NATO countries also agreed to “reset” the long-term strategy, the main goal of which will be to structurally strengthen the eastern flank of NATO – the countries of Eastern Europe. Perhaps there will be some kind of permanent stationing of NATO forces in those countries. There will also be more aircraft, missile systems, and more ships. Efforts are also increasing in the field of cyber security. Stoltenberg said concrete details of the “reset” would not be determined until the next summit in June in Madrid.

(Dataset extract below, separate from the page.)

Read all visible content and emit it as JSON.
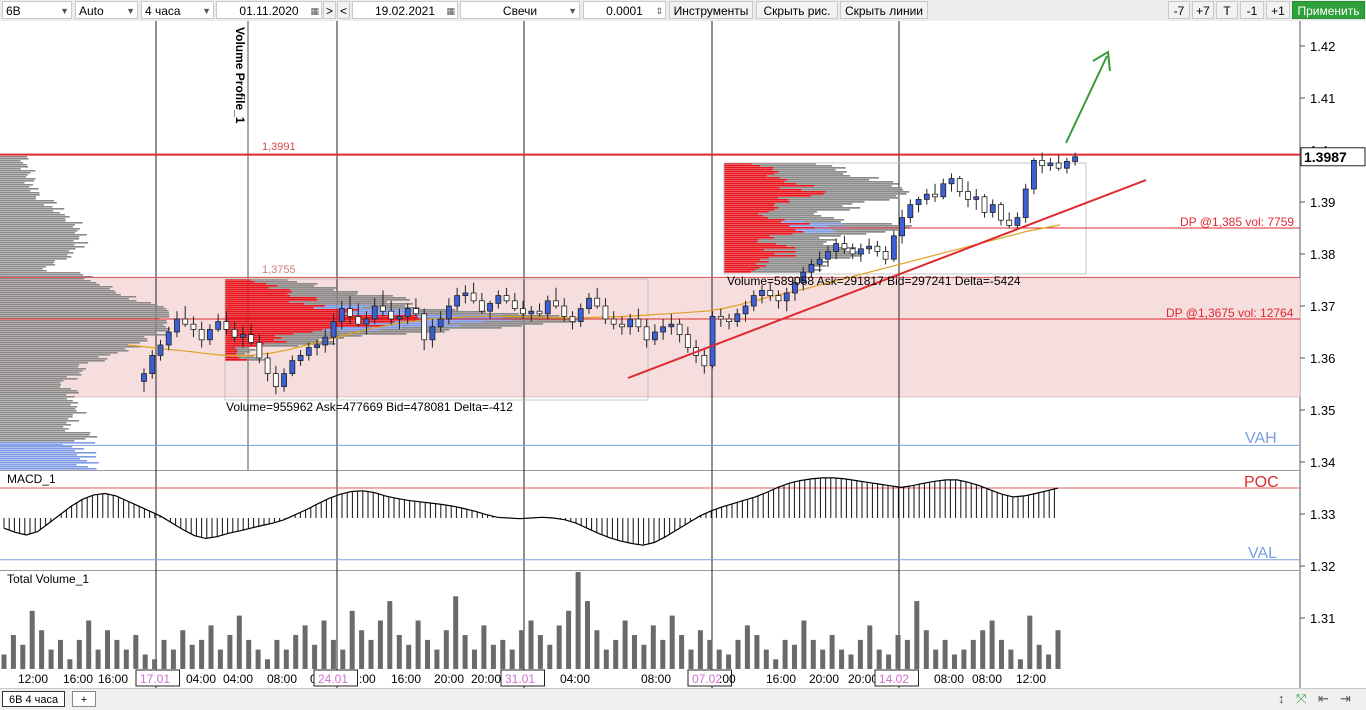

A video message from Ukrainian President Zelensky was shown at the beginning of the meeting (see below). He has asked NATO for more military assistance. The coalition is also responding, Stoltenberg said, even though Ukraine is not getting everything it asked for. These include anti-tank weapons, drones and anti-aircraft systems. NATO will also provide more “significant financial and humanitarian assistance” and will also provide Ukraine with the equipment needed to protect itself from potential attacks with biological, chemical, radiological or nuclear weapons, as well as training programs to deal with potential contamination from such weapons.
Asked whether there was any concrete evidence that Russia intended to deploy such weapons in Ukraine, Stoltenberg said Russia was “creating an excuse” to allow their deployment. For example, Russia accuses the West of owning chemical plants in Ukraine for some time. “We know that Russia possesses these weapons and has already used them against its opposition and in a NATO country (a former spy was poisoned in the British city of Salisbury) we are in a dangerous situation,” Stoltenberg said. He noted that the use of such weapons in Ukraine could also affect the neighboring countries of NATO.